Thanassis Bantios, VP of Engineering at T-Food, delivered a 17-minute talk at Devoxx Greece 2025 on managing component ownership in feature teams.

The Feature Team Dilemma

Bantios narrated a story of Helen, an entrepreneur scaling an online delivery startup. Initially, a small team communicated easily, but growth led to functional teams and a backend monolith, complicating contributions. Adopting microservices split critical components like orders and menu services, but communication broke down as features required multiple teams. Agile cross-functional teams solved this, enabling autonomy, but neglected component ownership, risking a “Frankenstein” codebase.

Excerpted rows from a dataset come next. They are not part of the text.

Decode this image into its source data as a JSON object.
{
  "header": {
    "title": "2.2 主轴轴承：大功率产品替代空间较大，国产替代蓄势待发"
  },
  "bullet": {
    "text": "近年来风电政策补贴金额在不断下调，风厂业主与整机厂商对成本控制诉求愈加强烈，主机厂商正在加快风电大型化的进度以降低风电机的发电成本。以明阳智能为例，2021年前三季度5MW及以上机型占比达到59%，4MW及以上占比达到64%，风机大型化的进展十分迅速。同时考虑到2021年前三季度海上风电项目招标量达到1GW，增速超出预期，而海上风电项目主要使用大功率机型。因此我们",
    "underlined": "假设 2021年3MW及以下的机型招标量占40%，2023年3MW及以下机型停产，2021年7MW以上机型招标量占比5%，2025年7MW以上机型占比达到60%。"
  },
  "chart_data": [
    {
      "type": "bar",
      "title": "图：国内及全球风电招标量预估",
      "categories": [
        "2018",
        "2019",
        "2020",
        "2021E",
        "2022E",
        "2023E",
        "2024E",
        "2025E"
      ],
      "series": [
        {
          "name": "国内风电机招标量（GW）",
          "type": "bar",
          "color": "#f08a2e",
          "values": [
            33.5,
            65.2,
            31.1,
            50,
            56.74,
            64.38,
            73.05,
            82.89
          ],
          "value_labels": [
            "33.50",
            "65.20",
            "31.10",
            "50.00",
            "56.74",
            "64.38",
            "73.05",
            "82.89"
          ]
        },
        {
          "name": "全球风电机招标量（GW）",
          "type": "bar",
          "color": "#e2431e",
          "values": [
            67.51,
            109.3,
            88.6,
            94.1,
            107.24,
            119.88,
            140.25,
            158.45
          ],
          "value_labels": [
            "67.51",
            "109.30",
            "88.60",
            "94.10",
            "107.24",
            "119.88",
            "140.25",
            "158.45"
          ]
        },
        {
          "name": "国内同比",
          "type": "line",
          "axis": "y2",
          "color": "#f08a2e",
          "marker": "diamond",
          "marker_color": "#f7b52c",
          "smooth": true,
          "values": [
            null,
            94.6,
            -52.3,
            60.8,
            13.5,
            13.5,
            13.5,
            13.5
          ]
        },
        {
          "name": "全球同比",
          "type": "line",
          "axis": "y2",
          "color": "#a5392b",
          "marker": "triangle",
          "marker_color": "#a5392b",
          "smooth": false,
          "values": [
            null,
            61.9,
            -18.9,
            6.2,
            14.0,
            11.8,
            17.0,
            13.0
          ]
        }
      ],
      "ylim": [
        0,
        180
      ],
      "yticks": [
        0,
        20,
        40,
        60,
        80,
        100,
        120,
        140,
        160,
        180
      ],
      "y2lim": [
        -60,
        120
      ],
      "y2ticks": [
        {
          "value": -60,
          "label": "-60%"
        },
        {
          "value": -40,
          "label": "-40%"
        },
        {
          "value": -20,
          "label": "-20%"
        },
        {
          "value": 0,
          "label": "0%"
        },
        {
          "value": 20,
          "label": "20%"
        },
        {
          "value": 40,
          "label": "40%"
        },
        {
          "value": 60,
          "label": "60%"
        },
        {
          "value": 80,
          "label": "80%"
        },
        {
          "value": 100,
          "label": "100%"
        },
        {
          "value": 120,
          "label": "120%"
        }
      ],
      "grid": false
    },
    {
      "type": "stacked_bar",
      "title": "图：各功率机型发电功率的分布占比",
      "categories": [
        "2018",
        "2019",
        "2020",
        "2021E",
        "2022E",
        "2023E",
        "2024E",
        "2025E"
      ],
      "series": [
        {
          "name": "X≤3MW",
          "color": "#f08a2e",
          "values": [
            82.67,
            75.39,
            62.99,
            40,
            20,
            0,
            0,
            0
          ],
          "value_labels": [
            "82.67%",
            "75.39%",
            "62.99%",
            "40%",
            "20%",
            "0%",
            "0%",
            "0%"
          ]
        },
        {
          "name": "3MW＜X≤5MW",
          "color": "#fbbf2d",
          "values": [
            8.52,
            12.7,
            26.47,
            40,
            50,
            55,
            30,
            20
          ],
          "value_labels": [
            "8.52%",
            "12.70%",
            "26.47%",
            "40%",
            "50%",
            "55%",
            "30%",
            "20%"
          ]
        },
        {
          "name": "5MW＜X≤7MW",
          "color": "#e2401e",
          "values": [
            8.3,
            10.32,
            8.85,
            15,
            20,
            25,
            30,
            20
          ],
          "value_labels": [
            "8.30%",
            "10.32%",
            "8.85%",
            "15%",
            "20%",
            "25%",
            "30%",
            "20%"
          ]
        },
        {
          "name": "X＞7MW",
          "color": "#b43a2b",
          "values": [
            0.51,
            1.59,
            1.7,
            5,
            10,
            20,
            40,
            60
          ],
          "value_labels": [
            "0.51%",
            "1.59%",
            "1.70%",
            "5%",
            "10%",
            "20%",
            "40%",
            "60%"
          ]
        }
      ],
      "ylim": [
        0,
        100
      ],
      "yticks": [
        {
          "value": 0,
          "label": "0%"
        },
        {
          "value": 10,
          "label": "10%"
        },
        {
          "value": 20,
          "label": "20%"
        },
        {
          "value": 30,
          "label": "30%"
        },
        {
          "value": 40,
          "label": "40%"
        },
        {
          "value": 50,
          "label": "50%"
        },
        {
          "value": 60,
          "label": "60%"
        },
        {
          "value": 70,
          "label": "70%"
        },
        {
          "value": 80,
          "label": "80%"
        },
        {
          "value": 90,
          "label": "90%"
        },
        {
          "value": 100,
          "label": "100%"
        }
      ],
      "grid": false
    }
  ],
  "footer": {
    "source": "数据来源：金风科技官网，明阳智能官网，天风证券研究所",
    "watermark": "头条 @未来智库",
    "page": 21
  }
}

Defining Component Ownership

A component, deployable independently (e.g., backend service or client app), needs ownership to maintain health, architecture, documentation, and code reviews. Bantios stressed teams, not individuals, should own components to avoid risks like staff turnover. Using the Spotify matrix model, client components (e.g., Android) and critical backend services (e.g., menu service) are owned by chapters (craft-based groups like Android developers), ensuring knowledge sharing and manageable on-call rotations. Non-critical services, like ratings, can be team-owned.

Inner Sourcing for Speed

Inner sourcing allows any team to contribute to any component, reducing dependencies. Bantios emphasized standardization (language, CI/CD, architecture) to simplify contributions, focusing only on business logic. He suggested rating components on an inner-sourcing score (test coverage, documentation) and dedicating 20% of time to component backlogs. This prevents technical debt in feature-driven environments, ensuring fast, scalable development.